Leaving the back way we said goodbye to the swagman they had made near the billabong and made our way to Mareeba. The sole purpose of visiting Mareeba was to go to the coffee works coffee tasting. When we arrived we discovered that we had missed the start of the tour but they allowed us to jump on at the end. I purchased an $11 paper cup that allowed me bottomless coffee and a taste of the liquer. There are about 6 coffee filter machines that have different flavours and you can taste each one of them and drink as much as you like. The macadmia coffee was interesting but I think I ended up favouring the Queensland Blue the most. The liquer was the best thing we tasted there and I ended up spending about $60 in the store (most of that was presents though). They gave me a free canvas bag which was good.

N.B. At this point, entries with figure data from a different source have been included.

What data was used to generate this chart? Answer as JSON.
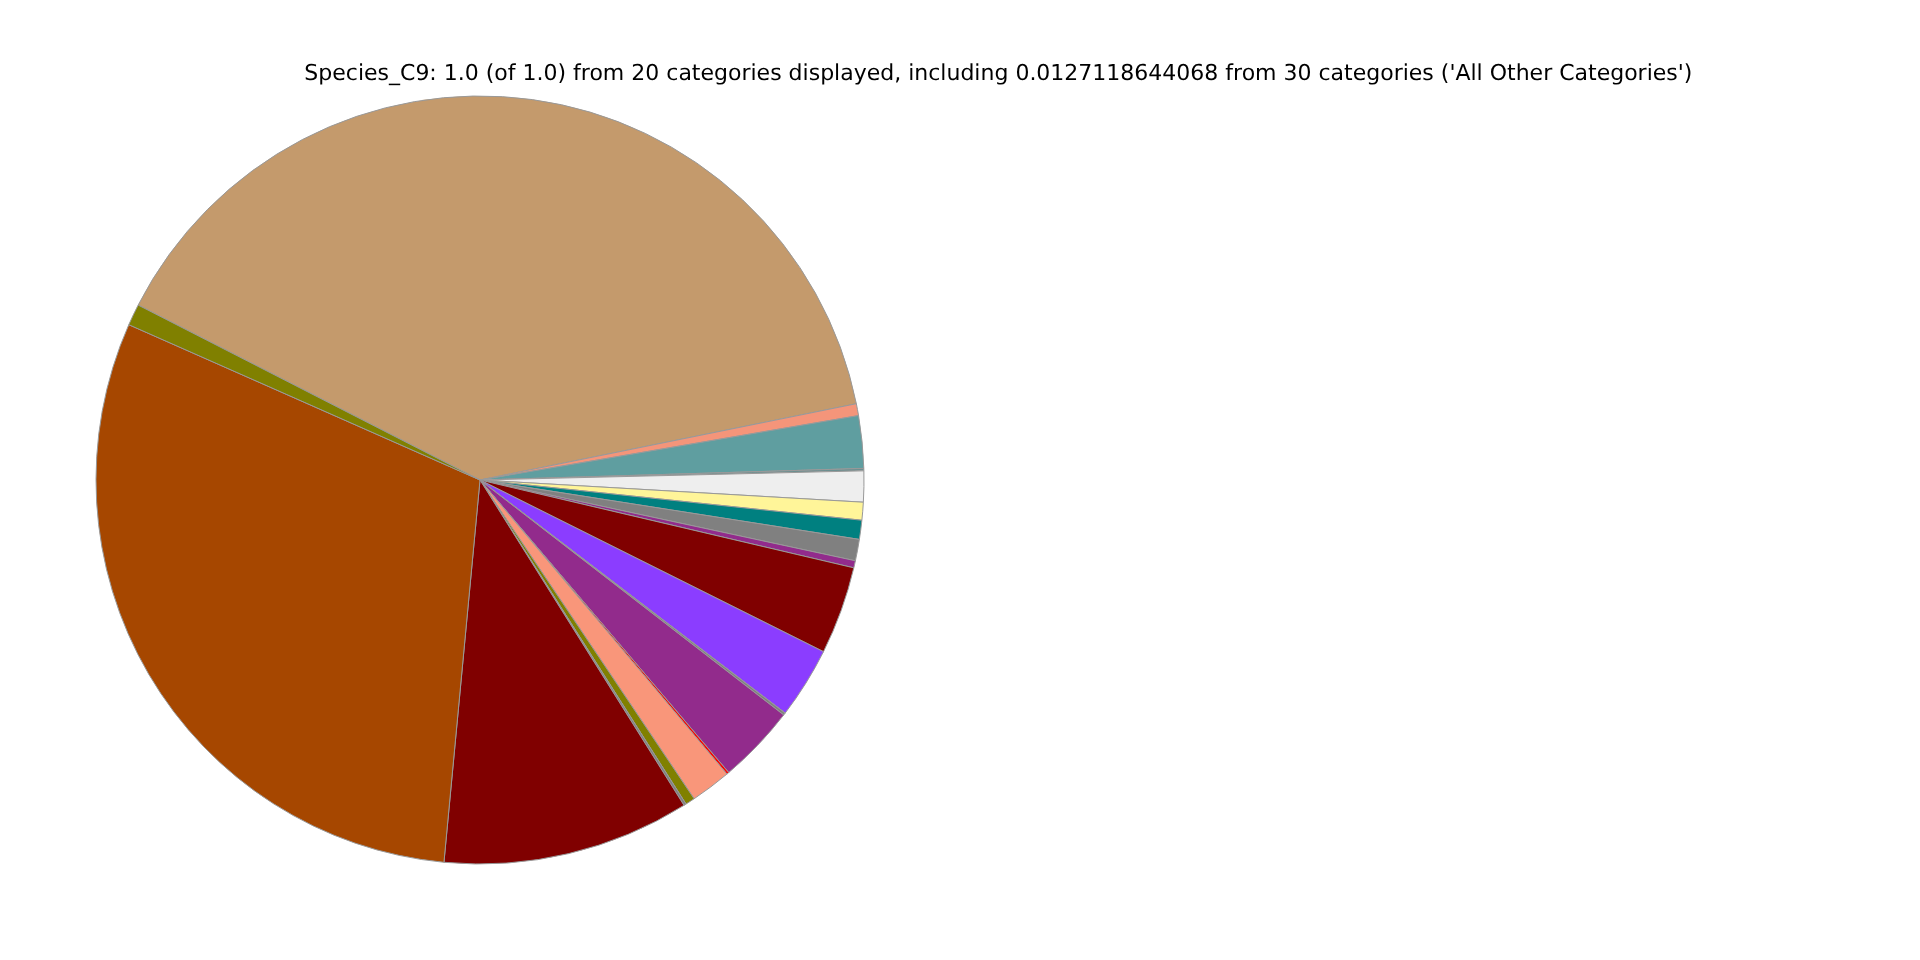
{
  "chart_data": {
    "type": "pie",
    "title": "Species_C9: 1.0 (of 1.0) from 20 categories displayed, including 0.0127118644068 from 30 categories ('All Other Categories')",
    "categories": [
      null,
      null,
      null,
      null,
      null,
      null,
      null,
      null,
      null,
      null,
      null,
      null,
      null,
      null,
      null,
      null,
      null,
      null,
      null,
      null
    ],
    "values": [
      39.25,
      0.5,
      2.2,
      0.1,
      1.3,
      0.75,
      0.8,
      0.9,
      0.3,
      3.7,
      3.0,
      0.1,
      3.3,
      0.1,
      1.7,
      0.4,
      0.1,
      10.4,
      30.1,
      0.9
    ],
    "colors": [
      "#c49a6c",
      "#f4957a",
      "#5f9ea0",
      "#6b8f90",
      "#eeeeee",
      "#fff599",
      "#008080",
      "#808080",
      "#922b8c",
      "#800000",
      "#8b3dff",
      "#808080",
      "#922b8c",
      "#ff0000",
      "#f9967a",
      "#808000",
      "#808080",
      "#800000",
      "#a64700",
      "#808000"
    ],
    "legend": false
  }
}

After that we headed back to Cairns to make sure we were back in time before the shops were shut. You see after our lunch on the Esplanade a few days earlier we had been taken with the idea of hiring scooters. When we discovered that they were only $35 for 24 hours (plus a $500 insurance fee that gets returned when you bring the bike back) we were sold. It also made it easier knowing that they were the vespa looking vmoto bikes. We signed the papers, handed over our credit details and drove off in to big bad Cairns. Pauline told me to go first so when she lagged behind I thought she was being a bit too cautious like she normally is. Which was odd considering that she actually has a motorcycle license. It turned out that the scooter she was on wasn’t working properly and kept stalling and barely made it through the lights before they turned to red. Luckily the shop hadn’t shut so we took it back and swapped it with a silver bike. Once sorted we finally hit the road.

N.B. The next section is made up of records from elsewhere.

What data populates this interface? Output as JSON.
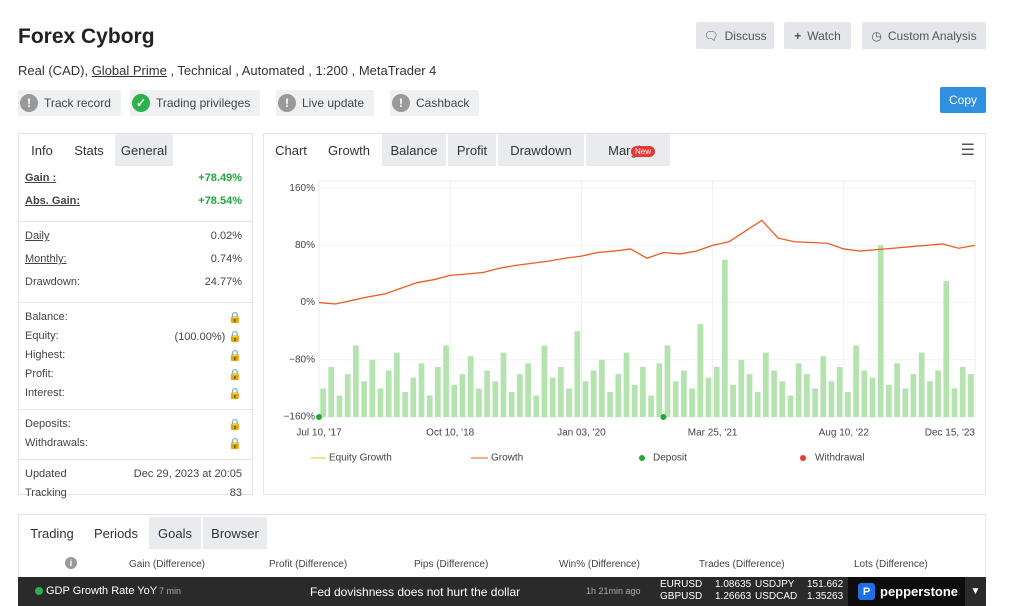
{
  "header": {
    "title": "Forex Cyborg",
    "account": "Real (CAD), ",
    "broker": "Global Prime",
    "details": " , Technical , Automated , 1:200 , MetaTrader 4",
    "buttons": [
      "Discuss",
      "Watch",
      "Custom Analysis"
    ],
    "copy": "Copy"
  },
  "badges": [
    {
      "label": "Track record",
      "verified": false
    },
    {
      "label": "Trading privileges",
      "verified": true
    },
    {
      "label": "Live update",
      "verified": false
    },
    {
      "label": "Cashback",
      "verified": false
    }
  ],
  "stats": {
    "label": "Info",
    "tabs": [
      "Stats",
      "General"
    ],
    "active_tab": 0,
    "groups": [
      [
        {
          "label": "Gain :",
          "value": "+78.49%",
          "positive": true,
          "underlined": true
        },
        {
          "label": "Abs. Gain:",
          "value": "+78.54%",
          "positive": true,
          "underlined": true
        }
      ],
      [
        {
          "label": "Daily",
          "value": "0.02%",
          "underlined": true
        },
        {
          "label": "Monthly:",
          "value": "0.74%",
          "underlined": true
        },
        {
          "label": "Drawdown:",
          "value": "24.77%"
        }
      ],
      [
        {
          "label": "Balance:",
          "locked": true
        },
        {
          "label": "Equity:",
          "value": "(100.00%)",
          "locked": true
        },
        {
          "label": "Highest:",
          "locked": true
        },
        {
          "label": "Profit:",
          "locked": true
        },
        {
          "label": "Interest:",
          "locked": true
        }
      ],
      [
        {
          "label": "Deposits:",
          "locked": true
        },
        {
          "label": "Withdrawals:",
          "locked": true
        }
      ],
      [
        {
          "label": "Updated",
          "value": "Dec 29, 2023 at 20:05"
        },
        {
          "label": "Tracking",
          "value": "83"
        }
      ]
    ]
  },
  "chart_tabs": {
    "label": "Chart",
    "tabs": [
      "Growth",
      "Balance",
      "Profit",
      "Drawdown",
      "Margin"
    ],
    "active_tab": 0,
    "new_badge": "New"
  },
  "chart": {
    "type": "line",
    "ylim": [
      -160,
      170
    ],
    "yticks": [
      {
        "value": 160,
        "label": "160%"
      },
      {
        "value": 80,
        "label": "80%"
      },
      {
        "value": 0,
        "label": "0%"
      },
      {
        "value": -80,
        "label": "−80%"
      },
      {
        "value": -160,
        "label": "−160%"
      }
    ],
    "xticks": [
      "Jul 10, '17",
      "Oct 10, '18",
      "Jan 03, '20",
      "Mar 25, '21",
      "Aug 10, '22",
      "Dec 15, '23"
    ],
    "series": [
      {
        "name": "Equity Growth",
        "color": "#e8c020",
        "values": []
      },
      {
        "name": "Growth",
        "color": "#ee5a24",
        "values": [
          0,
          -2,
          3,
          8,
          12,
          20,
          28,
          32,
          38,
          40,
          42,
          48,
          52,
          55,
          58,
          62,
          65,
          70,
          72,
          75,
          62,
          70,
          68,
          72,
          80,
          85,
          100,
          115,
          90,
          85,
          84,
          83,
          75,
          72,
          74,
          76,
          78,
          80,
          82,
          76,
          80
        ]
      }
    ],
    "bars": {
      "color": "#b5e3b0",
      "values": [
        -120,
        -90,
        -130,
        -100,
        -60,
        -110,
        -80,
        -120,
        -95,
        -70,
        -125,
        -105,
        -85,
        -130,
        -90,
        -60,
        -115,
        -100,
        -75,
        -120,
        -95,
        -110,
        -70,
        -125,
        -100,
        -85,
        -130,
        -60,
        -105,
        -90,
        -120,
        -40,
        -110,
        -95,
        -80,
        -125,
        -100,
        -70,
        -115,
        -90,
        -130,
        -85,
        -60,
        -110,
        -95,
        -120,
        -30,
        -105,
        -90,
        60,
        -115,
        -80,
        -100,
        -125,
        -70,
        -95,
        -110,
        -130,
        -85,
        -100,
        -120,
        -75,
        -110,
        -90,
        -125,
        -60,
        -95,
        -105,
        80,
        -115,
        -85,
        -120,
        -100,
        -70,
        -110,
        -95,
        30,
        -120,
        -90,
        -100
      ]
    },
    "deposits": {
      "name": "Deposit",
      "color": "#22aa33",
      "x": [
        0,
        21
      ],
      "values": [
        -160,
        -160
      ]
    },
    "withdrawals": {
      "name": "Withdrawal",
      "color": "#e53935"
    }
  },
  "bottom": {
    "label": "Trading",
    "tabs": [
      "Periods",
      "Goals",
      "Browser"
    ],
    "active_tab": 0,
    "columns": [
      "Gain (Difference)",
      "Profit (Difference)",
      "Pips (Difference)",
      "Win% (Difference)",
      "Trades (Difference)",
      "Lots (Difference)"
    ]
  },
  "ticker": {
    "event": "GDP Growth Rate YoY",
    "event_age": "7 min",
    "headline": "Fed dovishness does not hurt the dollar",
    "headline_age": "1h 21min ago",
    "quotes": [
      {
        "pair": "EURUSD",
        "price": 1.08635
      },
      {
        "pair": "GBPUSD",
        "price": 1.26663
      },
      {
        "pair": "USDJPY",
        "price": 151.662
      },
      {
        "pair": "USDCAD",
        "price": 1.35263
      }
    ],
    "brand": "pepperstone"
  }
}
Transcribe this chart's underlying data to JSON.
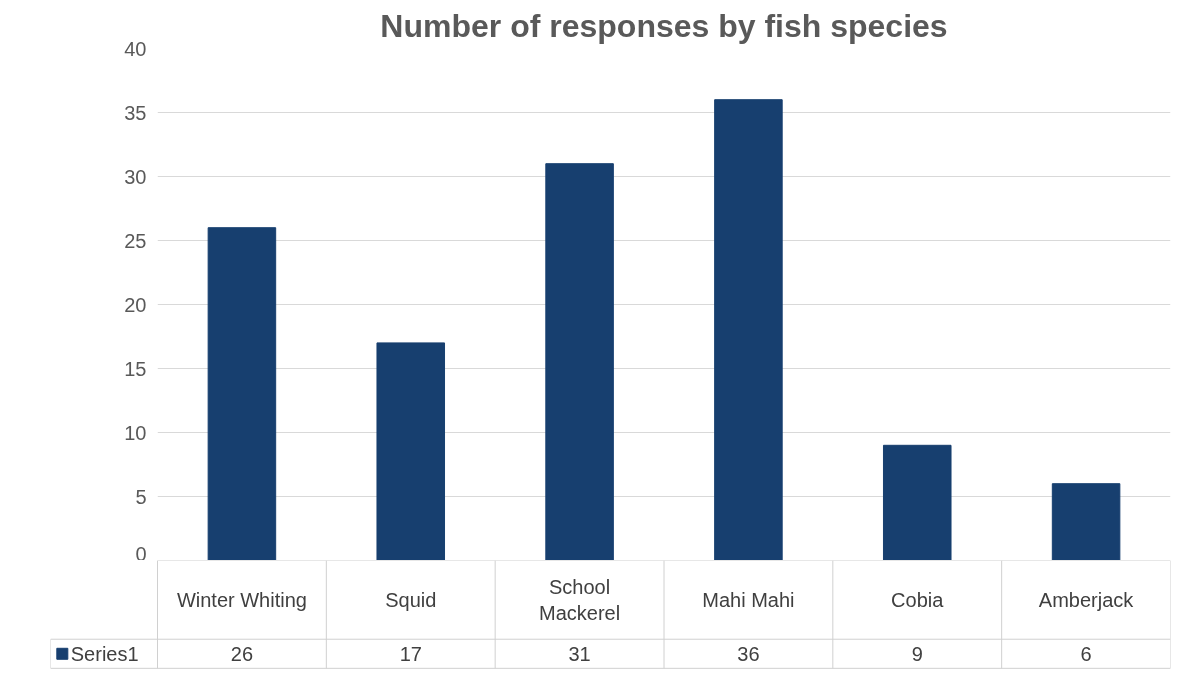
{
  "chart_data": {
    "type": "bar",
    "title": "Number of responses by fish species",
    "categories": [
      "Winter Whiting",
      "Squid",
      "School Mackerel",
      "Mahi Mahi",
      "Cobia",
      "Amberjack"
    ],
    "series": [
      {
        "name": "Series1",
        "color": "#173f6f",
        "values": [
          26,
          17,
          31,
          36,
          9,
          6
        ]
      }
    ],
    "ylim": [
      0,
      40
    ],
    "yticks": [
      0,
      5,
      10,
      15,
      20,
      25,
      30,
      35,
      40
    ],
    "grid": "y",
    "legend": "bottom",
    "data_labels": true
  }
}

Riding down the esplanade I had old ladies giving me the thumbs up. It was a complete adrenelin rush smelling the fresh air combined with the fumes of cars and it didn’t take long to get the hang of it. The only thing I didn’t enjoy was that everytime I braked it sounded like a pterodactyl screeching. We navigated our ways down main streets and back roads to get back to Dianne and Debs. Pauline had my back the whole time while I kindly left her behind to take the scooter to the max. Mainly it was because I didn’t want to be tailgated by some big bastard 4×4. As soon as we got back to the house Dianne jumped on and took it around the block. She had a big grin on her face that only disappeared when we pried her off the bike. Wicked fun!
Our final day in Cairns ended with two bikes in Deb and Dianne’s backyard, some pizza and poisoned water at a pizza joint in Holloways Beach and some extremely happy scootering women.